Big-O Notation defines the upper bound of complexity in the worst case, where n is the size of the input.
Time | Big-O |
---|---|
Linear | O(1) |
Logarithmic | O(log(n)) |
Linear | O(n) |
Linearithmic | O(nlog(n)) |
Quadric/Cubic/Exponential | O(n²) / O(n³) / O(bⁿ) |
Factorial | O(n!) |
Additionally, there are some important properties of Big-O notation.
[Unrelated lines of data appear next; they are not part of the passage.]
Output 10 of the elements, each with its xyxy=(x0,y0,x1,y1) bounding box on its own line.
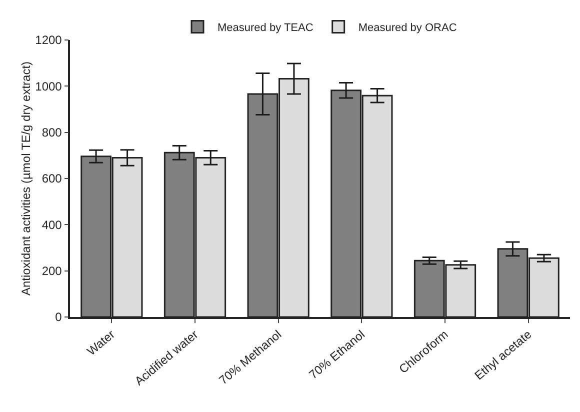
y-tick-label: 200 xyxy=(42,264,62,278)
y-axis-title: Antioxidant activities (µmol TE/g dry extract) xyxy=(19,61,34,296)
legend-label: Measured by TEAC xyxy=(218,22,314,34)
y-tick-label: 0 xyxy=(55,310,62,324)
y-tick-label: 1000 xyxy=(35,79,62,94)
legend-label: Measured by ORAC xyxy=(358,22,457,34)
y-tick-label: 400 xyxy=(42,218,62,232)
y-tick-label: 600 xyxy=(42,172,62,186)
y-tick-label: 1200 xyxy=(35,33,62,48)
y-tick-label: 800 xyxy=(42,126,62,140)
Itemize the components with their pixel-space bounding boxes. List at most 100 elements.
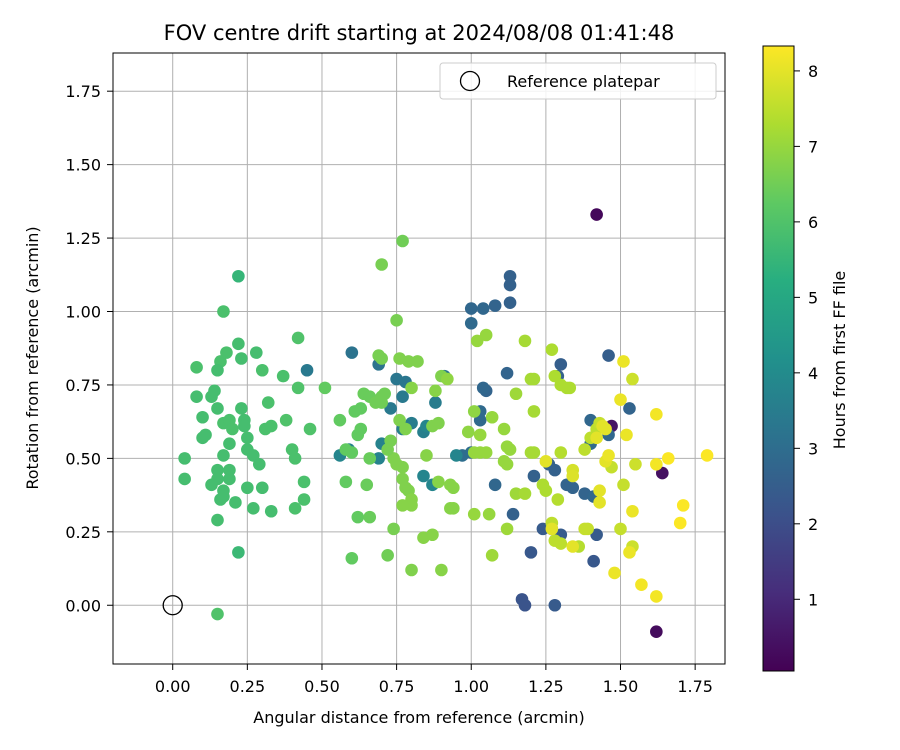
y-axis-label: Rotation from reference (arcmin)	[23, 226, 42, 489]
data-point	[626, 372, 639, 386]
data-point	[524, 546, 538, 559]
data-point	[587, 554, 600, 568]
data-point	[473, 428, 487, 442]
data-point	[566, 469, 580, 483]
data-point	[497, 455, 511, 468]
data-point	[345, 446, 359, 459]
data-point	[276, 369, 290, 383]
data-point	[235, 352, 248, 365]
data-point	[426, 528, 439, 542]
data-point	[488, 478, 502, 492]
legend: Reference platepar	[439, 62, 717, 100]
data-point	[190, 361, 203, 374]
data-point	[554, 446, 568, 459]
plot-frame	[112, 52, 726, 665]
data-point	[220, 346, 233, 359]
data-point	[548, 463, 562, 477]
data-point	[488, 299, 502, 312]
data-point	[482, 507, 496, 521]
data-point	[375, 258, 388, 271]
colorbar-label: Hours from first FF file	[830, 271, 849, 450]
data-point	[363, 452, 377, 465]
data-point	[229, 496, 242, 509]
data-point	[255, 481, 269, 495]
data-point	[545, 522, 559, 536]
data-point	[566, 540, 580, 553]
data-point	[178, 472, 191, 486]
data-point	[249, 346, 263, 359]
data-point	[650, 457, 663, 471]
data-point	[345, 346, 359, 359]
data-point	[279, 413, 293, 427]
data-point	[241, 481, 254, 495]
data-point	[441, 372, 454, 386]
data-point	[635, 578, 648, 591]
data-point	[375, 352, 388, 365]
data-point	[303, 422, 317, 436]
data-point	[461, 425, 475, 439]
data-point	[339, 475, 353, 489]
data-point	[518, 487, 532, 500]
y-axis-ticks: 0.00 0.25 0.50 0.75 1.00 1.25 1.50 1.75	[65, 82, 113, 615]
data-point	[593, 484, 606, 497]
data-point	[211, 607, 224, 621]
data-point	[676, 499, 690, 512]
data-point	[590, 528, 603, 542]
data-point	[476, 302, 490, 315]
data-point	[432, 416, 445, 430]
legend-box	[439, 62, 717, 100]
data-point	[467, 405, 481, 418]
data-point	[593, 496, 606, 509]
data-point	[527, 446, 541, 459]
data-point	[623, 546, 636, 559]
data-point	[255, 363, 269, 377]
data-point	[617, 478, 630, 492]
data-point	[396, 234, 409, 248]
data-point	[420, 449, 433, 462]
data-point	[199, 428, 212, 442]
x-tick-label: 0.25	[230, 677, 266, 696]
data-point	[650, 625, 663, 638]
data-point	[297, 493, 311, 506]
data-point	[509, 487, 523, 500]
data-point	[247, 502, 260, 515]
colorbar-tick-label: 3	[808, 439, 818, 458]
data-point	[500, 366, 514, 380]
data-point	[396, 390, 409, 403]
colorbar-tick-label: 1	[808, 590, 818, 609]
data-point	[602, 349, 615, 362]
data-point	[232, 546, 245, 559]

\[O(n+c) = O(n) \\ O(nc) = O(n) \\ O(n³ + 7n² + 4n) = O(n³)\]The properties can be defined as:
- Additive: adding a constant to n will not impact heavily the complexity
- Multiplicative: multiplying n by a constant will not impact heavily the complexity
- Dominant Term: the complexity of an addition of complexities is their highest form.
Static and Dynamic Arrays
A static array is a fixed length container containing n elements indexable from a range. Static arrays are given as contiguous chunks of memory.
A dynamic array can grow and shrink in size if needed.
The creation of a dynamic array can be achieved with static arrays. 1. Start a static array with a fixed size and empty values. 2. Whenever needed (when the dynamic array requires a capacity larger than the initial static array) create a copy of the static array with a size factor (e.g. double). 3. Repeat.
# Dynamic array of 3 elements as multiple static arrays of 2
arr = [1, nothing]
# Add second element -> 3
arr[2] = 3 # arr = [1, 3]
# Add third element -> 10
arr = [arr..., 10, nothing] # arr = [1, 3, 10, nothing]
Linked Lists
A Linked List is a sequential list of nodes that hold data which point to other nodes also containing data. A node is an object containing data and pointers. The first node is called the head, which has a reference (called pointer) to another node, and so forth until we get to the last node called the tail.
Singly vs Doubly
While the nodes on a singly linked list only reference the next node, on a doubly linked list the nodes contain references to the next and the previous node. In comparison, a singly uses less memory and has a simpler implementation, but it cannot be traversed backwards without starting from the top. In contrast to the doubly takes twice the memory but allows to easily access previous elements.
Stacks
A stack is a one-ended linear DS which models a real world stack by having two primary operations: pop and push. The elements in a stack follow a LIFO principle (last-in first-out), in which data members always get added or removed at the top of the pile.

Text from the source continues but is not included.